Tue.1 10:30–11:45 | H 0104 | STO
.

Stochastic Approximation and Reinforcement Learning (3/3)

Chair: Alec Koppel Organizer: Alec Koppel
10:30

Andrzej Ruszczynski

joint work with Saeed Ghadimi, Mengdi Wang

A Single Time-scale Stochastic Approximation Method for Nested Stochastic Optimization

We propose a new stochastic approximation algorithm to find an approximate stationary point of a constrained nested stochastic optimization. The algorithm has two auxiliary averaged sequences (filters) which estimate the gradient of the composite objective function and the inner function value. By using a special Lyapunov function, we show the sample complexity of $O(1/\epsilon^{2})$ for finding an $\epsilon$-approximate stationary point, thus outperforming all extant methods for nested stochastic approximation. We discuss applications to stochastic equilibria and learning in dynamical systems

10:55

Vivak Patel

Using Statistical Filters for Stochastic Optimization

Stochastic optimization methods fall into three general paradigms: the Monte-Carlo (MC)/Sample Average Approximation (SAA) approach, the Bayesian Optimization (BO) approach, and the Stochastic Approximation (SA) approach. While these paradigms enjoy strong theoretical support, these methods are often not always practical for well-documented reasons. In this talk, we introduce a fourth paradigm for solving such optimization problems using statistical filters.

11:20

Angeliki Kamoutsi

joint work with Tobias Sutter, John Lygeros

Randomized methods and PAC bounds for data-driven inverse stochastic optimal control

This work studies discrete-time Markov decision processes (MDPs) with continuous state and action spaces and addresses the inverse problem of inferring a cost function from observed optimal behavior.
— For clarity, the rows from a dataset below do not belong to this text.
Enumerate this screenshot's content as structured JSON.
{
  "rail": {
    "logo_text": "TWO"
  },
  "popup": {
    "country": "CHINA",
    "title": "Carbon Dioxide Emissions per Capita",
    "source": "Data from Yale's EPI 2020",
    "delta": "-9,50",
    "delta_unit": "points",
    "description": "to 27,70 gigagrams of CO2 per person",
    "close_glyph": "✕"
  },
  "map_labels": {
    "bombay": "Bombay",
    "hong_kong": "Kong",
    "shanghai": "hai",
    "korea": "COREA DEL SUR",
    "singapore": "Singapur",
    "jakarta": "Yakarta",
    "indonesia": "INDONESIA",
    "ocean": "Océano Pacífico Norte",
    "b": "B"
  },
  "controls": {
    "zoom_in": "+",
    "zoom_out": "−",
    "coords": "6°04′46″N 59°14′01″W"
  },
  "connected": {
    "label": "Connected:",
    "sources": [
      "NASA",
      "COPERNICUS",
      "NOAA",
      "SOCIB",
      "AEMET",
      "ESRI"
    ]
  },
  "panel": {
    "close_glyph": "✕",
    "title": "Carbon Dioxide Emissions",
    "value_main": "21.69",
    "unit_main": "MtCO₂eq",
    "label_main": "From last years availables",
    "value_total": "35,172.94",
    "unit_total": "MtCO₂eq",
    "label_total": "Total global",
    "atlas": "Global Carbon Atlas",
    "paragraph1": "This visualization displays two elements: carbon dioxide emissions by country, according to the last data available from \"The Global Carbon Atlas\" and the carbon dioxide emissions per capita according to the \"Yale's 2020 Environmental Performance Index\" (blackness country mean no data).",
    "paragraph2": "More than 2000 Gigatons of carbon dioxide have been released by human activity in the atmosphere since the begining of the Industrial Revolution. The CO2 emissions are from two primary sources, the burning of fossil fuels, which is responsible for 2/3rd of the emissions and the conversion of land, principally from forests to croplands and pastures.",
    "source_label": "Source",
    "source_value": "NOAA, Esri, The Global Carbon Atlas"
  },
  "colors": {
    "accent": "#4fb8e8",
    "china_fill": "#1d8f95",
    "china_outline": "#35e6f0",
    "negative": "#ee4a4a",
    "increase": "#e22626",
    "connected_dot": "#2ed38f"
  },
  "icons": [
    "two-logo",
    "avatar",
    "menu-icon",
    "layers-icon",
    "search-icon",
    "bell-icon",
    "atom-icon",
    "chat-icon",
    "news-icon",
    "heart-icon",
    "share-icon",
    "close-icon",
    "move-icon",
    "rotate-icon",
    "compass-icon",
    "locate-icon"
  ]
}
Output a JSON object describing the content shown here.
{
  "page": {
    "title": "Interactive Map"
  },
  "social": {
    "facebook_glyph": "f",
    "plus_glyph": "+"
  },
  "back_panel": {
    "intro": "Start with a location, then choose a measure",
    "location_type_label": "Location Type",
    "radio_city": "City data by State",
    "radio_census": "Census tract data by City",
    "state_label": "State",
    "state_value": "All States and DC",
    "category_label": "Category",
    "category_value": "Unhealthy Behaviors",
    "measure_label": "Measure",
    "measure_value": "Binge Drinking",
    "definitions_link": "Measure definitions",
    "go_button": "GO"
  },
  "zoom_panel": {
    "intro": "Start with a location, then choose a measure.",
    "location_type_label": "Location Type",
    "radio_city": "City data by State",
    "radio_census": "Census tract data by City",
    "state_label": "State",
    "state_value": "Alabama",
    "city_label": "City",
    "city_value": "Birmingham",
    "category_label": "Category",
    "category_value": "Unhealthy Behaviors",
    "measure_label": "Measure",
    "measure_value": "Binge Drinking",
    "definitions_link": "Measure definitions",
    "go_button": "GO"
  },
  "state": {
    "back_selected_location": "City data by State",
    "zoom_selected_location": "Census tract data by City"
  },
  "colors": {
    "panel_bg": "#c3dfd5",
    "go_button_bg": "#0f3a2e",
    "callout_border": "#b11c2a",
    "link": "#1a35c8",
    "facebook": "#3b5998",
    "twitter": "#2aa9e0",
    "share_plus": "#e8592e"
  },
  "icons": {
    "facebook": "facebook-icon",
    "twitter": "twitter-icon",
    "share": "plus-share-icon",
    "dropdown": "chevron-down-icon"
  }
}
We propose a method that avoids solving repeatedly the forward problem and at the same time provides probabilistic performance guarantees on the quality of the recovered solution. Our approach is based on the LP formulation of MDPs, complementary slackness optimality conditions, recent developments in convex randomized optimization and uniform finite sample bounds from statistical learning theory.